Learning About Full-text Search

← Back to Stories (view on slashdot.org)

Learning About Full-text Search

Posted by michael on Thursday December 18, 2003 @02:15AM from the looks-easy-but-isn't dept.

An anonymous reader writes "Tim Bray who's known for XML and has been /.'ed once or twice for that kind of stuff, actually seems to be a search geek and has been writing this endless series of essays on search technology since summer. He says he's finished now - it's like a textbook on searching."
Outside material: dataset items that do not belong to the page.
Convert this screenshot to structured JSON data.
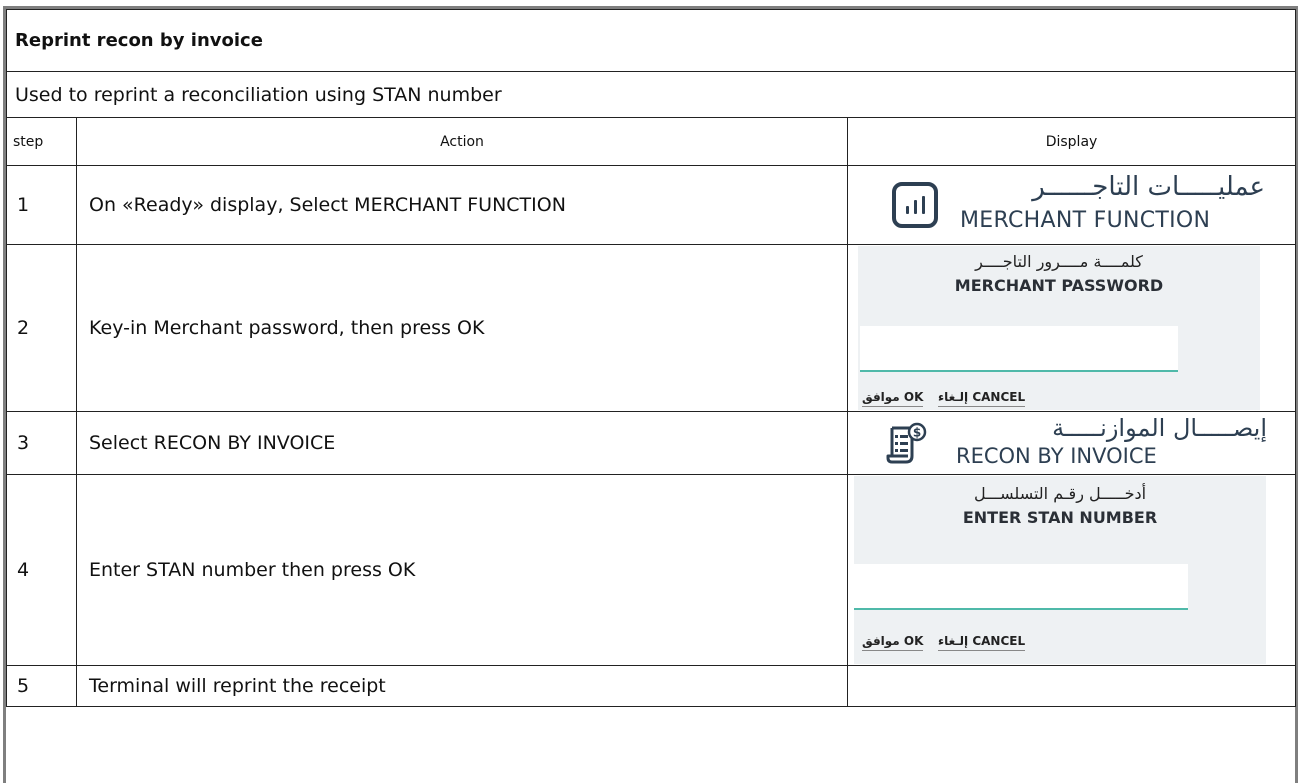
{
  "title": "Reprint recon by invoice",
  "description": "Used to reprint a reconciliation using STAN number",
  "headers": {
    "step": "step",
    "action": "Action",
    "display": "Display"
  },
  "steps": [
    {
      "num": "1",
      "action": "On «Ready» display, Select MERCHANT FUNCTION",
      "display": {
        "icon": "bar-chart-icon",
        "arabic": "عمليـــــات التاجــــــر",
        "english": "MERCHANT FUNCTION"
      }
    },
    {
      "num": "2",
      "action": "Key-in Merchant password, then press OK",
      "display": {
        "arabic": "كلمــــة مــــرور التاجــــر",
        "english": "MERCHANT PASSWORD",
        "ok_label": "موافق OK",
        "cancel_label": "إلـغاء CANCEL"
      }
    },
    {
      "num": "3",
      "action": "Select RECON BY INVOICE",
      "display": {
        "icon": "receipt-dollar-icon",
        "arabic": "إيصـــــال الموازنـــــة",
        "english": "RECON BY INVOICE"
      }
    },
    {
      "num": "4",
      "action": "Enter STAN number then press OK",
      "display": {
        "arabic": "أدخـــــل رقـم التسلســـل",
        "english": "ENTER STAN NUMBER",
        "ok_label": "موافق OK",
        "cancel_label": "إلـغاء CANCEL"
      }
    },
    {
      "num": "5",
      "action": "Terminal will reprint the receipt",
      "display": null
    }
  ],
  "colors": {
    "icon": "#2d3f52",
    "input_underline": "#4fb9a9",
    "panel_bg": "#eef1f3",
    "frame": "#7f7f7f"
  }
}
17 of 140 comments (clear)

Min score:

Reason:

Sort:

Hold on there by arvindn · 2003-12-18 02:19 · Score: 5, Funny

...has been writing this endless series of essays on search technology since summer. He says he's finished now...
Finished an endless series?
1. Re:Hold on there by MooCows · 2003-12-18 02:22 · Score: 4, Funny
  
  The maximum number of results have been returned.
  
  --
  The path I walk alone is endlessly long.
  30 minutes by bike, 15 by bus.
Re:web page irony by Dreadlord · 2003-12-18 02:23 · Score: 5, Funny

too bad his pages are valid XHTML documents, it would have made an excellent +5 funny comment :(

--
The IT section color scheme sucks.
poor guy by understyled · 2003-12-18 02:27 · Score: 5, Informative

i cringe at the bandwidth demands a slashdotting can bring with it. here's google's cache of the page.

--
Sig (appended to the end of comments you post, 120 chars)
1. Re:poor guy by martingunnarsson · 2003-12-18 02:52 · Score: 4, Insightful
  
  If Google can cache pages and put them online, so should Slashdot. People say copyright issues would be a problem, but in that case, why is Google's online cache any better?
  
  --
  Martin
2. Re:poor guy by Arslan+ibn+Da'ud · 2003-12-18 03:33 · Score: 4, Informative
  
  Slashdot has already considered this. RTFFAQ
  
  --
  Practice Kind Randomness and Beautiful Acts of Nonsense.
3. Re:poor guy by davew2040 · 2003-12-18 03:43 · Score: 4, Insightful
  
  And they considered incorrectly.
4. Re:poor guy by johnteslade · 2003-12-18 04:33 · Score: 5, Informative
  The site is still slashdotted. Each of his papers are on separate pages so here are the google caches of the individual papers:
  
  Table of Contents
  
  Chapter 1: Backgrounder
  
  Chapter 2: The Users
  
  Chapter 3: Basic Basics
  
  Chapter 4: Precision and Recall
  
  Chapter 5: Intelligence
  
  Chapter 6: Squirmy Words
  
  Chapter 7: UI Archeology (No Cache)
  
  Chapter 8: Stopwords
  
  Chapter 9: Metadata
  
  Chapter 10: I18n
  
  Chapter 11: Result Ranking
  
  Chapter 12: Interfaces
  
  Chapter 13: XML
  
  Chapter 14: Robots
  
  I have to write some crap at the end here so i can get past the "Your comment has too few characters per line" error message.
Anti-XML by MattRog · 2003-12-18 02:38 · Score: 4, Interesting

Whether there's going to be a lot of XML around in repositories to search. XML these days is more used in interchange rather than archival applications.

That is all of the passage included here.